Ce que nous nommons l’intuition est ce qu’il nous reste de ce lien à soi et au monde. Lorsque nous sommes pris dans nos conditionnements adaptatifs, notre senti n’a un droit de reconnaissance que sous la forme réduite d’une « idée de génie » offrant une réponse soulageant des personnes ou apportant une solution attendue à un problème récurrent. En général, l’intuition n’est considérée comme ayant une valeur que lorsqu’elle est exploitable. Dans les domaine scientifiques et technologiques, nos chercheurs en sont les plus augustes consommateurs.


Le senti et la croyance

Quand nous cherchons à nous reconnecter à notre nature, à notre logique naturelle, à notre réalité humaine, nous commençons par faire des hypothèses. Ce faisant, nous tentons de discerner ce que nous sentons, de ce que nous croyons. Il ne faut pas avoir peur de faire des hypothèses ni de les laisser raisonner en nous. Leur écoute nous permet de discerner ce qui est de l’ordre de la croyance de ce que nous sentons être naturellement juste. Il est évident que ce que nous sentons juste nous permet de nous positionner justement.

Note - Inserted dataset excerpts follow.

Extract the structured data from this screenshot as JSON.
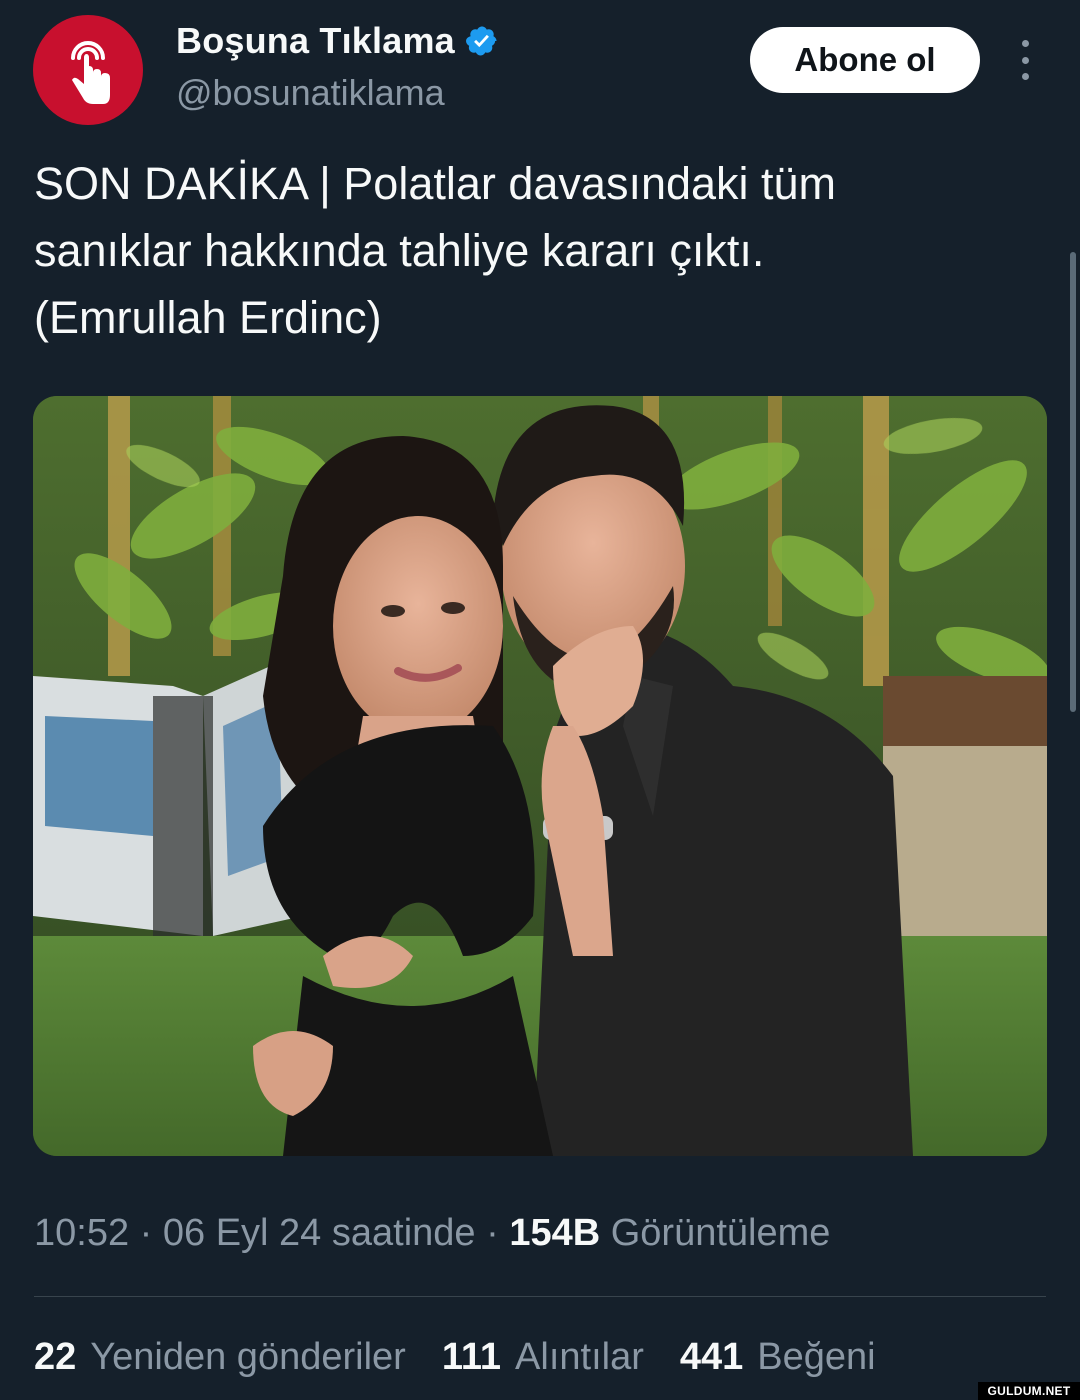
{
  "author": {
    "display_name": "Boşuna Tıklama",
    "handle": "@bosunatiklama",
    "verified_icon": "verified-badge-icon",
    "avatar_icon": "tap-finger-icon",
    "avatar_color": "#c8102e"
  },
  "header": {
    "subscribe_label": "Abone ol",
    "more_icon": "more-vertical-icon"
  },
  "tweet": {
    "text_lines": [
      "SON DAKİKA | Polatlar davasındaki tüm",
      "sanıklar hakkında tahliye kararı çıktı.",
      "(Emrullah Erdinc)"
    ]
  },
  "meta": {
    "time": "10:52",
    "sep1": " · ",
    "date": "06 Eyl 24 saatinde",
    "sep2": " · ",
    "views_count": "154B",
    "views_label": "Görüntüleme"
  },
  "stats": {
    "retweets_count": "22",
    "retweets_label": "Yeniden gönderiler",
    "quotes_count": "111",
    "quotes_label": "Alıntılar",
    "likes_count": "441",
    "likes_label": "Beğeni"
  },
  "watermark": "GULDUM.NET",
  "colors": {
    "background": "#15202b",
    "text": "#f7f9f9",
    "muted": "#8b98a5",
    "verified": "#1d9bf0",
    "divider": "#38444d"
  }
}
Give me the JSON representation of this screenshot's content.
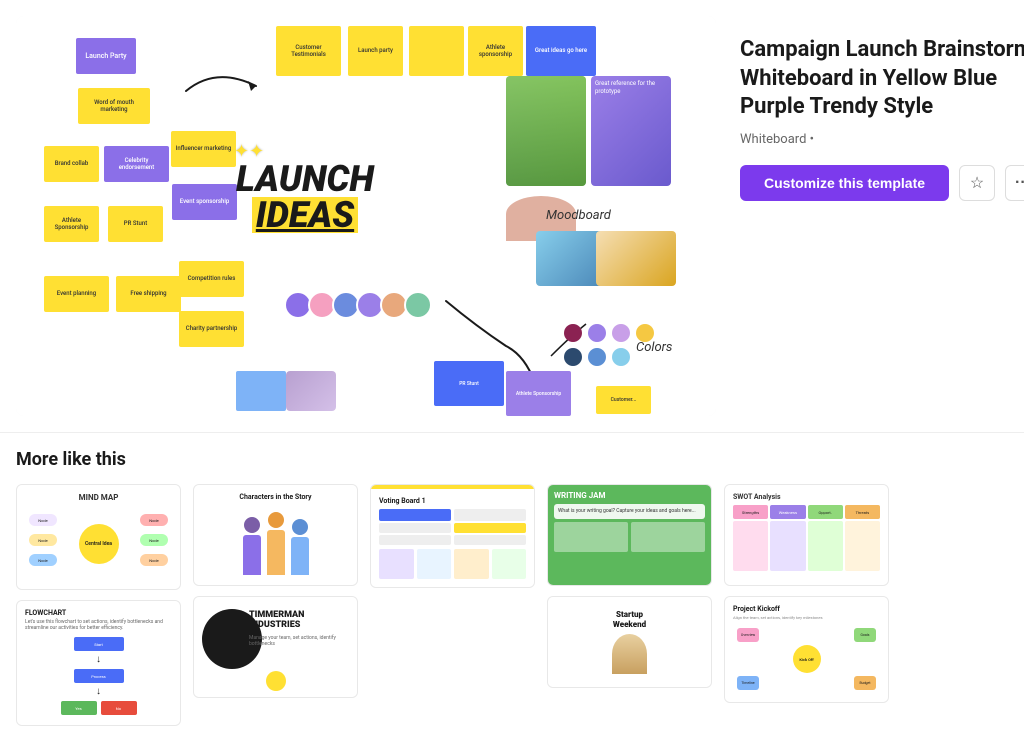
{
  "template": {
    "title": "Campaign Launch Brainstorm Whiteboard in Yellow Blue Purple Trendy Style",
    "subtitle": "Whiteboard •",
    "customize_label": "Customize this template",
    "star_icon": "☆",
    "more_icon": "•••"
  },
  "more_section": {
    "title": "More like this"
  },
  "thumbnails": [
    {
      "id": "mind-map",
      "label": "Mind Map"
    },
    {
      "id": "characters",
      "label": "Characters in the Story"
    },
    {
      "id": "flowchart",
      "label": "Flowchart"
    },
    {
      "id": "voting",
      "label": "Voting Board 1"
    },
    {
      "id": "timmerman",
      "label": "Timmerman Industries"
    },
    {
      "id": "writing-jam",
      "label": "Writing Jam"
    },
    {
      "id": "swot",
      "label": "SWOT Analysis"
    },
    {
      "id": "project-kickoff",
      "label": "Project Kickoff"
    },
    {
      "id": "startup",
      "label": "Startup Weekend"
    }
  ],
  "colors": {
    "customize_bg": "#7C3AED",
    "accent_yellow": "#FFE033",
    "accent_purple": "#8B6FE8",
    "accent_blue": "#4A6CF7"
  }
}
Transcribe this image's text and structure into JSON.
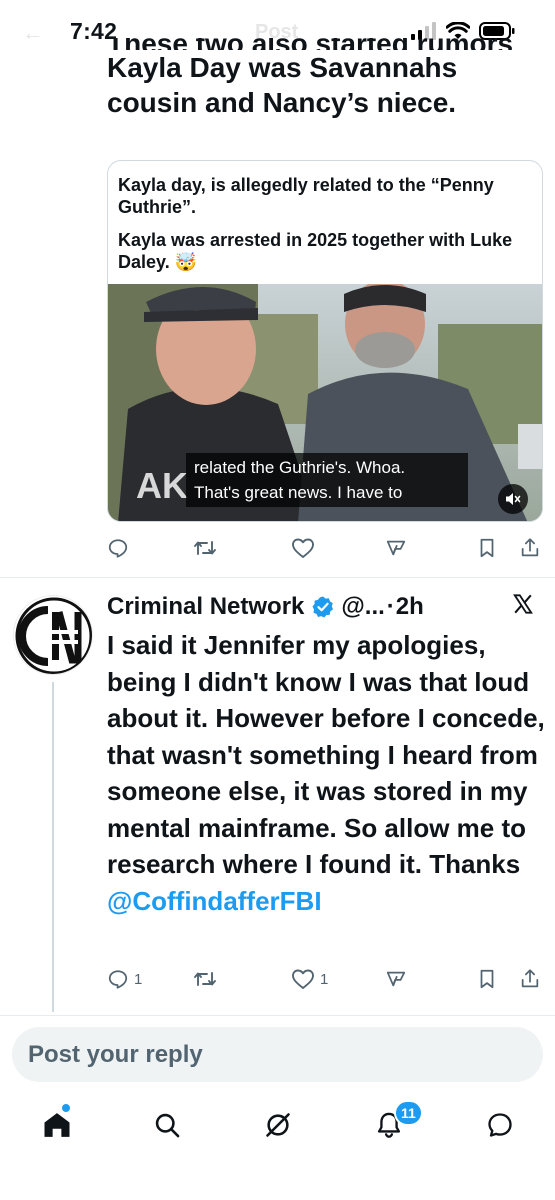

Lorsque, livrés aux exigences de nos parents et à celles de la société, nous doutons de notre senti pour adhérer à une de leurs nombreuses croyances, nous suivons les directives d’aïeux qui ont tout d’abord construit cette croyance comme une solution puis l’ont structurée et complexifiée en tant que religion, tradition ou autre, à défaut de pouvoir résoudre la cause du problème originel. Il nous faut donc reconnaître une croyance, en mesurer les conséquences sur notre vie, puis réfléchir sur ses causes et conséquences historiques. Prenons le port du voile : tout a commencé quand les combattants de Mahomet violaient même les femmes musulmanes. Le voile est un signe distinctif, historiquement attribué au Prophète, qui servit à protéger les dites fidèles des actes de barbarie perpétrés par leurs propres frères en religion. En ce temps-là, Mahomet ne pouvait pas dire : « Votre Dieu vous interdit de violer. » Il y avait alors certaines limites à cadrer la folie des hommes. Chez certaines musulmanes, l’idée même de retirer leur voile réactive un danger de mort ou de viol imminent. Elles n’ont parfois même pas l’espace d’y songer. La solution est devenue une croyance renforcée par les nombreux passages à l’acte d’hommes qui, au nom d’Allah, se sont arrogés le droit d’exécuter une sœur, une mère, une cousine impie. De solution, la croyance est devenue un instrument de soumission, voire d’exécution.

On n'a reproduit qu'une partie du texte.